HMIP has published a report on an unannounced inspection of HMP Frankland. The report concluded that it is a “safe and decent prison, focused on rehabilitation”.

The College of Policing has published new guidance on undercover policing.

The Scottish Government has refused to commit to setting up an inquiry into controversial undercover policing practices if the ongoing Undercover Policing Inquiry is not extended north of the border by the Home Office.

The Home Office has published statistics on the Operation of police powers under the Terrorism Act 2000 for the financial year ending March 2016.

Consultations

The Home Office has issued a call for evidence in relation to its independent review into the application of sharia law. Evidence is requested from those with relevant knowledge, expertise or experience on the use of sharia law. The deadline for responses is 16 August.

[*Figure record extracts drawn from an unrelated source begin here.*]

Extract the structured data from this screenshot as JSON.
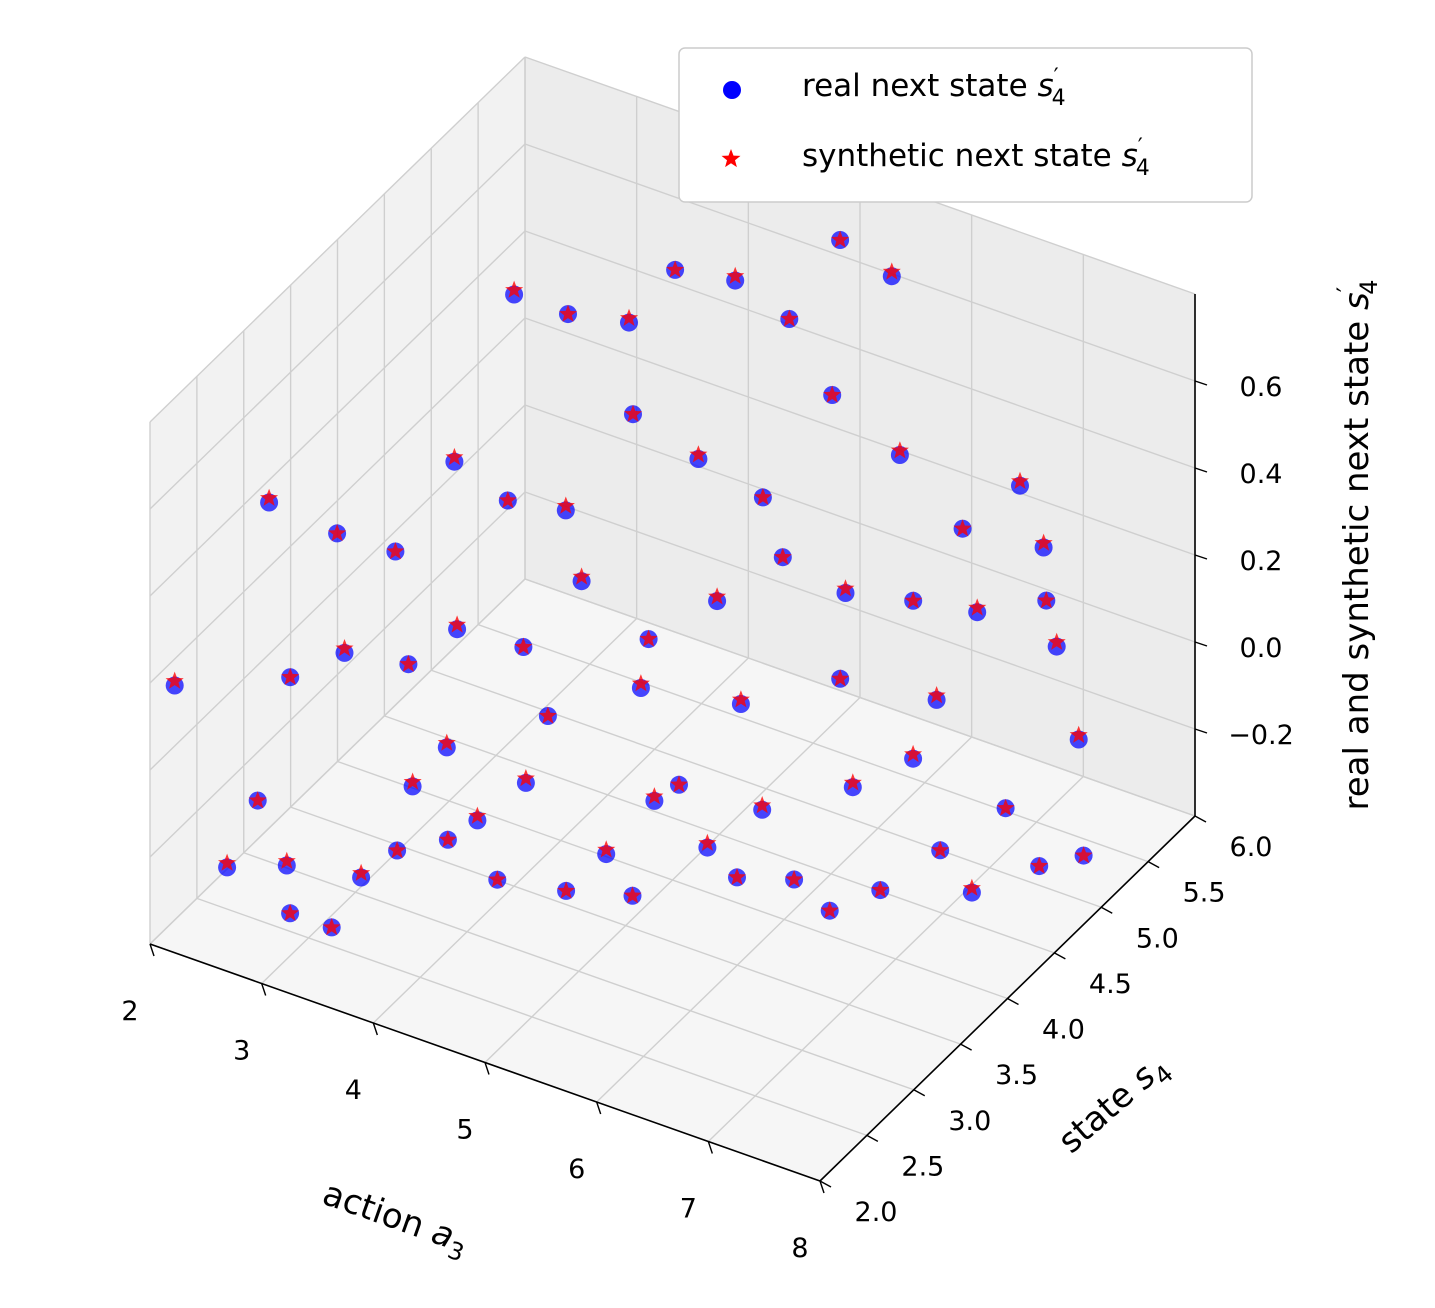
{
  "colors": {
    "real": "#0000ff",
    "synthetic": "#ff0000",
    "pane": "#f2f2f2",
    "grid": "#cfcfcf"
  },
  "legend": {
    "placement": "top-right",
    "entries": [
      {
        "series": "real",
        "prefix": "real next state ",
        "symbol": "s",
        "prime": "′",
        "subscript": "4",
        "marker": "circle"
      },
      {
        "series": "synthetic",
        "prefix": "synthetic next state ",
        "symbol": "s",
        "prime": "′",
        "subscript": "4",
        "marker": "star"
      }
    ]
  },
  "chart_data": {
    "type": "scatter",
    "projection": "3d",
    "grid": true,
    "xlabel": {
      "prefix": "action ",
      "symbol": "a",
      "subscript": "3"
    },
    "ylabel": {
      "prefix": "state ",
      "symbol": "s",
      "subscript": "4"
    },
    "zlabel": {
      "prefix": "real and synthetic next state ",
      "symbol": "s",
      "prime": "′",
      "subscript": "4"
    },
    "xlim": [
      2,
      8
    ],
    "ylim": [
      2,
      6
    ],
    "zlim": [
      -0.4,
      0.8
    ],
    "xticks": [
      "2",
      "3",
      "4",
      "5",
      "6",
      "7",
      "8"
    ],
    "yticks": [
      "2.0",
      "2.5",
      "3.0",
      "3.5",
      "4.0",
      "4.5",
      "5.0",
      "5.5",
      "6.0"
    ],
    "zticks": [
      "−0.2",
      "0.0",
      "0.2",
      "0.4",
      "0.6"
    ],
    "series": [
      {
        "name": "real next state s′4",
        "key": "real",
        "marker": "circle",
        "points": [
          [
            2.12,
            2.12,
            0.18
          ],
          [
            2.43,
            2.31,
            -0.25
          ],
          [
            2.62,
            2.41,
            -0.1
          ],
          [
            2.78,
            2.53,
            -0.26
          ],
          [
            2.86,
            2.47,
            -0.35
          ],
          [
            3.14,
            2.58,
            -0.38
          ],
          [
            3.32,
            2.68,
            -0.27
          ],
          [
            3.55,
            2.79,
            -0.21
          ],
          [
            3.63,
            2.86,
            -0.07
          ],
          [
            3.87,
            2.95,
            -0.19
          ],
          [
            4.05,
            3.05,
            -0.15
          ],
          [
            4.17,
            3.12,
            -0.29
          ],
          [
            4.35,
            3.21,
            -0.07
          ],
          [
            4.61,
            3.33,
            -0.32
          ],
          [
            4.86,
            3.46,
            -0.24
          ],
          [
            5.02,
            3.55,
            -0.34
          ],
          [
            5.14,
            3.64,
            -0.13
          ],
          [
            5.31,
            3.7,
            -0.09
          ],
          [
            5.48,
            3.8,
            -0.24
          ],
          [
            5.67,
            3.89,
            -0.31
          ],
          [
            5.82,
            3.98,
            -0.16
          ],
          [
            6.03,
            4.07,
            -0.32
          ],
          [
            6.24,
            4.2,
            -0.4
          ],
          [
            6.38,
            4.28,
            -0.12
          ],
          [
            6.55,
            4.37,
            -0.36
          ],
          [
            6.76,
            4.47,
            -0.06
          ],
          [
            6.91,
            4.58,
            -0.28
          ],
          [
            7.11,
            4.68,
            -0.38
          ],
          [
            7.32,
            4.79,
            -0.19
          ],
          [
            7.52,
            4.91,
            -0.33
          ],
          [
            7.8,
            5.05,
            -0.31
          ],
          [
            2.21,
            3.02,
            0.42
          ],
          [
            2.66,
            3.21,
            0.35
          ],
          [
            2.93,
            3.51,
            0.27
          ],
          [
            3.24,
            3.77,
            0.45
          ],
          [
            3.5,
            4.03,
            0.33
          ],
          [
            3.86,
            4.22,
            0.3
          ],
          [
            4.21,
            4.52,
            0.49
          ],
          [
            4.56,
            4.8,
            0.36
          ],
          [
            4.92,
            5.06,
            0.25
          ],
          [
            5.33,
            5.31,
            0.47
          ],
          [
            5.71,
            5.58,
            0.31
          ],
          [
            6.12,
            5.76,
            0.14
          ],
          [
            6.5,
            5.92,
            0.24
          ],
          [
            6.92,
            5.7,
            0.06
          ],
          [
            7.24,
            5.43,
            0.04
          ],
          [
            7.63,
            5.2,
            -0.09
          ],
          [
            2.5,
            2.9,
            0.07
          ],
          [
            2.81,
            3.11,
            0.11
          ],
          [
            3.13,
            3.41,
            0.05
          ],
          [
            3.39,
            3.62,
            0.11
          ],
          [
            3.74,
            3.91,
            0.04
          ],
          [
            4.06,
            4.15,
            0.17
          ],
          [
            4.45,
            4.4,
            0.02
          ],
          [
            4.82,
            4.69,
            0.08
          ],
          [
            5.19,
            4.95,
            0.16
          ],
          [
            5.55,
            5.19,
            0.06
          ],
          [
            5.93,
            5.46,
            0.02
          ],
          [
            6.31,
            5.69,
            -0.02
          ],
          [
            6.72,
            5.91,
            0.12
          ],
          [
            3.12,
            4.55,
            0.66
          ],
          [
            3.46,
            4.72,
            0.61
          ],
          [
            3.83,
            4.93,
            0.58
          ],
          [
            4.1,
            5.1,
            0.69
          ],
          [
            4.42,
            5.36,
            0.64
          ],
          [
            4.77,
            5.52,
            0.55
          ],
          [
            5.04,
            5.74,
            0.71
          ],
          [
            5.36,
            5.91,
            0.62
          ],
          [
            3.65,
            3.2,
            -0.05
          ],
          [
            4.22,
            3.6,
            -0.01
          ],
          [
            4.7,
            4.02,
            0.01
          ],
          [
            5.26,
            4.42,
            -0.06
          ],
          [
            5.83,
            4.8,
            -0.03
          ],
          [
            6.4,
            5.15,
            -0.1
          ]
        ]
      },
      {
        "name": "synthetic next state s′4",
        "key": "synthetic",
        "marker": "star",
        "points": [
          [
            2.12,
            2.12,
            0.19
          ],
          [
            2.43,
            2.31,
            -0.24
          ],
          [
            2.62,
            2.41,
            -0.1
          ],
          [
            2.78,
            2.53,
            -0.25
          ],
          [
            2.86,
            2.47,
            -0.35
          ],
          [
            3.14,
            2.58,
            -0.38
          ],
          [
            3.32,
            2.68,
            -0.26
          ],
          [
            3.55,
            2.79,
            -0.21
          ],
          [
            3.63,
            2.86,
            -0.06
          ],
          [
            3.87,
            2.95,
            -0.19
          ],
          [
            4.05,
            3.05,
            -0.14
          ],
          [
            4.17,
            3.12,
            -0.29
          ],
          [
            4.35,
            3.21,
            -0.06
          ],
          [
            4.61,
            3.33,
            -0.32
          ],
          [
            4.86,
            3.46,
            -0.23
          ],
          [
            5.02,
            3.55,
            -0.34
          ],
          [
            5.14,
            3.64,
            -0.12
          ],
          [
            5.31,
            3.7,
            -0.09
          ],
          [
            5.48,
            3.8,
            -0.23
          ],
          [
            5.67,
            3.89,
            -0.31
          ],
          [
            5.82,
            3.98,
            -0.15
          ],
          [
            6.03,
            4.07,
            -0.32
          ],
          [
            6.24,
            4.2,
            -0.4
          ],
          [
            6.38,
            4.28,
            -0.11
          ],
          [
            6.55,
            4.37,
            -0.36
          ],
          [
            6.76,
            4.47,
            -0.05
          ],
          [
            6.91,
            4.58,
            -0.28
          ],
          [
            7.11,
            4.68,
            -0.37
          ],
          [
            7.32,
            4.79,
            -0.19
          ],
          [
            7.52,
            4.91,
            -0.33
          ],
          [
            7.8,
            5.05,
            -0.31
          ],
          [
            2.21,
            3.02,
            0.43
          ],
          [
            2.66,
            3.21,
            0.35
          ],
          [
            2.93,
            3.51,
            0.27
          ],
          [
            3.24,
            3.77,
            0.46
          ],
          [
            3.5,
            4.03,
            0.33
          ],
          [
            3.86,
            4.22,
            0.31
          ],
          [
            4.21,
            4.52,
            0.49
          ],
          [
            4.56,
            4.8,
            0.37
          ],
          [
            4.92,
            5.06,
            0.25
          ],
          [
            5.33,
            5.31,
            0.47
          ],
          [
            5.71,
            5.58,
            0.32
          ],
          [
            6.12,
            5.76,
            0.14
          ],
          [
            6.5,
            5.92,
            0.25
          ],
          [
            6.92,
            5.7,
            0.06
          ],
          [
            7.24,
            5.43,
            0.05
          ],
          [
            7.63,
            5.2,
            -0.08
          ],
          [
            2.5,
            2.9,
            0.07
          ],
          [
            2.81,
            3.11,
            0.12
          ],
          [
            3.13,
            3.41,
            0.05
          ],
          [
            3.39,
            3.62,
            0.12
          ],
          [
            3.74,
            3.91,
            0.04
          ],
          [
            4.06,
            4.15,
            0.18
          ],
          [
            4.45,
            4.4,
            0.02
          ],
          [
            4.82,
            4.69,
            0.09
          ],
          [
            5.19,
            4.95,
            0.16
          ],
          [
            5.55,
            5.19,
            0.07
          ],
          [
            5.93,
            5.46,
            0.02
          ],
          [
            6.31,
            5.69,
            -0.01
          ],
          [
            6.72,
            5.91,
            0.13
          ],
          [
            3.12,
            4.55,
            0.67
          ],
          [
            3.46,
            4.72,
            0.61
          ],
          [
            3.83,
            4.93,
            0.59
          ],
          [
            4.1,
            5.1,
            0.69
          ],
          [
            4.42,
            5.36,
            0.65
          ],
          [
            4.77,
            5.52,
            0.55
          ],
          [
            5.04,
            5.74,
            0.71
          ],
          [
            5.36,
            5.91,
            0.63
          ],
          [
            3.65,
            3.2,
            -0.04
          ],
          [
            4.22,
            3.6,
            -0.01
          ],
          [
            4.7,
            4.02,
            0.02
          ],
          [
            5.26,
            4.42,
            -0.05
          ],
          [
            5.83,
            4.8,
            -0.03
          ],
          [
            6.4,
            5.15,
            -0.09
          ]
        ]
      }
    ]
  }
}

The Ministry of Justice has launched a consultation on proposals to make amendments to the Legal Services Act 2007. The proposals would amendment the regulatory framework for legal services to reduce barriers and encourage competition. The deadline for responses is 3 August.

The Ministry of Justice has published its response to an earlier consultation on reform of judicial review. The response indicates that the Government intend to retain the general approach set out in the consultation with the aim of achieving greater transparency in how JRs are funded; limiting the potential for third-party funders to avoid liability for litigation costs; and limiting the use of cost capping orders. MOJ is also consulting further on one aspect of the proposals, regarding the provision to other parties of financial information under the Criminal Justice and Courts Act 2015. The deadline is 18 August.

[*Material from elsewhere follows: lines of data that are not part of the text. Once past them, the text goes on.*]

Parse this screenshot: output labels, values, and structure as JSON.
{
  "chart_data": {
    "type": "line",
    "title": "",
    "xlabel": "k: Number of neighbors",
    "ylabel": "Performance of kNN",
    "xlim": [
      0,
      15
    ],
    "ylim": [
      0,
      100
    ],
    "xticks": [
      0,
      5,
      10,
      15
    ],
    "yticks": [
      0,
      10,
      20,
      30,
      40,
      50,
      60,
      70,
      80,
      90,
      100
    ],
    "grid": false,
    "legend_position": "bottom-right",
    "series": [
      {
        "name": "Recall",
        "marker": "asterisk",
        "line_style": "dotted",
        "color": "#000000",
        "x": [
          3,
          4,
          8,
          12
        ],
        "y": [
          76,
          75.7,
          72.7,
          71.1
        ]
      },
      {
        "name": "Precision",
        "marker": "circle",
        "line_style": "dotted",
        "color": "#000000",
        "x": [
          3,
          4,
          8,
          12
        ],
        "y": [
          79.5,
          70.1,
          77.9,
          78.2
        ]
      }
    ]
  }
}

The Law Commission has launched a consultation on its 13th programme of law reform. It is seeking responses on possible changes to the substantive law of England and Wales, including (but not limited to) those where Parliament has legislated, or secondary legislation has been enacted, in response to EU directives. It is also seeking responses to a number of potential projects on specific areas, including arbitration and inquiries. The deadline is 31 October 2016.

Social care

The Carers Trust has published a report, Care Act for carers one year on: Lessons learned, Next steps. The report found that a majority of carers had noticed no difference since the introduction of new rights under the Care Act 2014, and concluded that implementation by local authorities has been patchy and incomplete. It recommended that the Government should invest in support to ensure the new legal rights for carers are fully introduced in all areas.

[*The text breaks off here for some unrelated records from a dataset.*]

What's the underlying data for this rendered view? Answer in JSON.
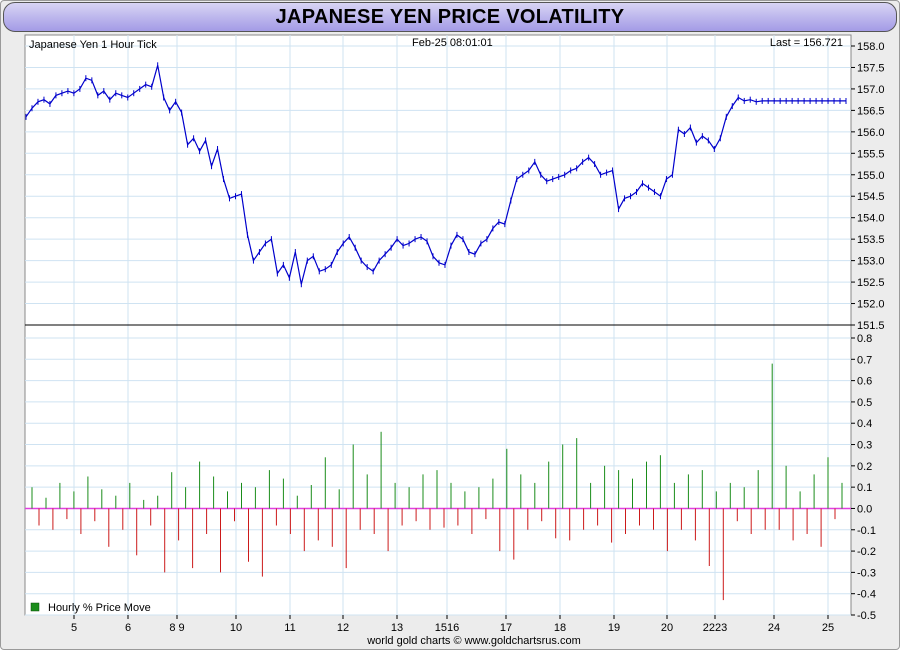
{
  "title": "JAPANESE YEN PRICE VOLATILITY",
  "footer": "world gold charts © www.goldchartsrus.com",
  "colors": {
    "price_line": "#0000cc",
    "up_bar": "#1a8c1a",
    "down_bar": "#cc1a1a",
    "zero_line": "#e040e0",
    "grid": "#cfe3f2",
    "title_bg": "#b0a8ec"
  },
  "chart_data": [
    {
      "type": "line",
      "title": "Japanese Yen 1 Hour Tick",
      "timestamp": "Feb-25  08:01:01",
      "last_label": "Last = 156.721",
      "y_ticks": [
        "158.0",
        "157.5",
        "157.0",
        "156.5",
        "156.0",
        "155.5",
        "155.0",
        "154.5",
        "154.0",
        "153.5",
        "153.0",
        "152.5",
        "152.0",
        "151.5"
      ],
      "ylim": [
        151.5,
        158.0
      ],
      "grid": true,
      "series": [
        {
          "x": [
            0,
            6,
            12,
            18,
            24,
            30,
            36,
            42,
            48,
            54,
            60,
            66,
            72,
            78,
            84,
            90,
            96,
            102,
            108,
            114,
            120,
            126,
            132,
            138,
            144,
            150,
            156,
            162,
            168,
            174,
            180,
            186,
            192,
            198,
            204,
            210,
            216,
            222,
            228,
            234,
            240,
            246,
            252,
            258,
            264,
            270,
            276,
            282,
            288,
            294,
            300,
            306,
            312,
            318,
            324,
            330,
            336,
            342,
            348,
            354,
            360,
            366,
            372,
            378,
            384,
            390,
            396,
            402,
            408,
            414,
            420,
            426,
            432,
            438,
            444,
            450,
            456,
            462,
            468,
            474,
            480,
            486,
            492,
            498,
            504,
            510,
            516,
            522,
            528,
            534,
            540,
            546,
            552,
            558,
            564,
            570,
            576,
            582,
            588,
            594,
            600,
            606,
            612,
            618,
            624,
            630,
            636,
            642,
            648,
            654,
            660,
            666,
            672,
            678,
            684,
            690,
            696,
            702,
            708,
            714,
            720,
            726,
            732,
            738,
            744,
            750,
            756,
            762,
            768,
            774,
            780,
            786,
            792,
            798,
            804,
            810,
            816,
            822
          ],
          "values": [
            156.35,
            156.55,
            156.7,
            156.75,
            156.65,
            156.85,
            156.9,
            156.95,
            156.9,
            157.0,
            157.25,
            157.2,
            156.85,
            156.95,
            156.75,
            156.9,
            156.85,
            156.8,
            156.9,
            157.0,
            157.1,
            157.05,
            157.55,
            156.8,
            156.5,
            156.7,
            156.45,
            155.7,
            155.85,
            155.55,
            155.8,
            155.2,
            155.6,
            154.9,
            154.45,
            154.5,
            154.55,
            153.6,
            153.0,
            153.2,
            153.4,
            153.5,
            152.7,
            152.9,
            152.6,
            153.2,
            152.45,
            153.0,
            153.1,
            152.75,
            152.8,
            152.9,
            153.2,
            153.4,
            153.55,
            153.3,
            153.0,
            152.85,
            152.75,
            153.0,
            153.15,
            153.3,
            153.5,
            153.35,
            153.4,
            153.5,
            153.55,
            153.45,
            153.1,
            152.95,
            152.9,
            153.35,
            153.6,
            153.5,
            153.2,
            153.15,
            153.4,
            153.5,
            153.75,
            153.9,
            153.85,
            154.4,
            154.9,
            155.0,
            155.1,
            155.3,
            155.0,
            154.85,
            154.9,
            154.95,
            155.0,
            155.1,
            155.15,
            155.3,
            155.4,
            155.25,
            155.0,
            155.05,
            155.1,
            154.2,
            154.45,
            154.5,
            154.6,
            154.8,
            154.7,
            154.6,
            154.5,
            154.9,
            155.0,
            156.05,
            155.95,
            156.1,
            155.75,
            155.9,
            155.8,
            155.6,
            155.85,
            156.35,
            156.6,
            156.8,
            156.72,
            156.75,
            156.7,
            156.72,
            156.72,
            156.72,
            156.72,
            156.72,
            156.72,
            156.72,
            156.72,
            156.72,
            156.72,
            156.72,
            156.72,
            156.72,
            156.72,
            156.72
          ]
        }
      ]
    },
    {
      "type": "bar",
      "legend": "Hourly % Price Move",
      "y_ticks": [
        "0.8",
        "0.7",
        "0.6",
        "0.5",
        "0.4",
        "0.3",
        "0.2",
        "0.1",
        "0.0",
        "-0.1",
        "-0.2",
        "-0.3",
        "-0.4",
        "-0.5"
      ],
      "ylim": [
        -0.5,
        0.8
      ],
      "x_labels": [
        "5",
        "6",
        "8 9",
        "10",
        "11",
        "12",
        "13",
        "1516",
        "17",
        "18",
        "19",
        "20",
        "2223",
        "24",
        "25"
      ],
      "values": [
        0.1,
        -0.08,
        0.05,
        -0.1,
        0.12,
        -0.05,
        0.08,
        -0.12,
        0.15,
        -0.06,
        0.09,
        -0.18,
        0.06,
        -0.1,
        0.12,
        -0.22,
        0.04,
        -0.08,
        0.06,
        -0.3,
        0.17,
        -0.15,
        0.1,
        -0.28,
        0.22,
        -0.12,
        0.15,
        -0.3,
        0.08,
        -0.06,
        0.12,
        -0.25,
        0.1,
        -0.32,
        0.18,
        -0.08,
        0.14,
        -0.12,
        0.06,
        -0.2,
        0.11,
        -0.15,
        0.24,
        -0.18,
        0.09,
        -0.28,
        0.3,
        -0.1,
        0.16,
        -0.12,
        0.36,
        -0.2,
        0.12,
        -0.08,
        0.1,
        -0.06,
        0.16,
        -0.1,
        0.18,
        -0.09,
        0.12,
        -0.08,
        0.08,
        -0.12,
        0.1,
        -0.05,
        0.14,
        -0.2,
        0.28,
        -0.24,
        0.16,
        -0.1,
        0.12,
        -0.06,
        0.22,
        -0.14,
        0.3,
        -0.15,
        0.33,
        -0.1,
        0.12,
        -0.08,
        0.2,
        -0.16,
        0.18,
        -0.12,
        0.14,
        -0.08,
        0.22,
        -0.1,
        0.25,
        -0.2,
        0.12,
        -0.1,
        0.16,
        -0.15,
        0.18,
        -0.27,
        0.08,
        -0.43,
        0.12,
        -0.06,
        0.1,
        -0.12,
        0.18,
        -0.1,
        0.68,
        -0.1,
        0.2,
        -0.15,
        0.08,
        -0.12,
        0.16,
        -0.18,
        0.24,
        -0.05,
        0.12
      ]
    }
  ]
}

The Association of Directors of Adult Social Services has published its annual Budget Survey, providing an analysis of the state of adult social care finances drawn from the experiences of current leaders in adult social care.

Reports and publications

The Law Commission has published a report recommending a new approach to law making in Wales and ways to make the existing law applicable in Wales clearer, simpler and easier to access. This would include consolidating and codifying significant areas of legislation such as education, housing, health and planning. The report also makes recommendations to help the Welsh Government and judiciary develop and apply law made in the Welsh language, considering existing practices for drafting and interpreting bilingual legislation.

The Information Commissioner has published an annual report and financial statement for 2015/16.

The Legal Services Board has also published an annual report for 2015/16, as have the Ministry of Justice and NOMS.

The Hague Institute for the Internationalisation of Law has published a report on the future of online dispute resolution (ODR) in the courts. ‘ODR and the Courts: The promise of 100% access to justice?’ reports on ideas presented at the annual Online Dispute Resolution conference in the Hague and reflects practices in ODR innovations in various legal systems.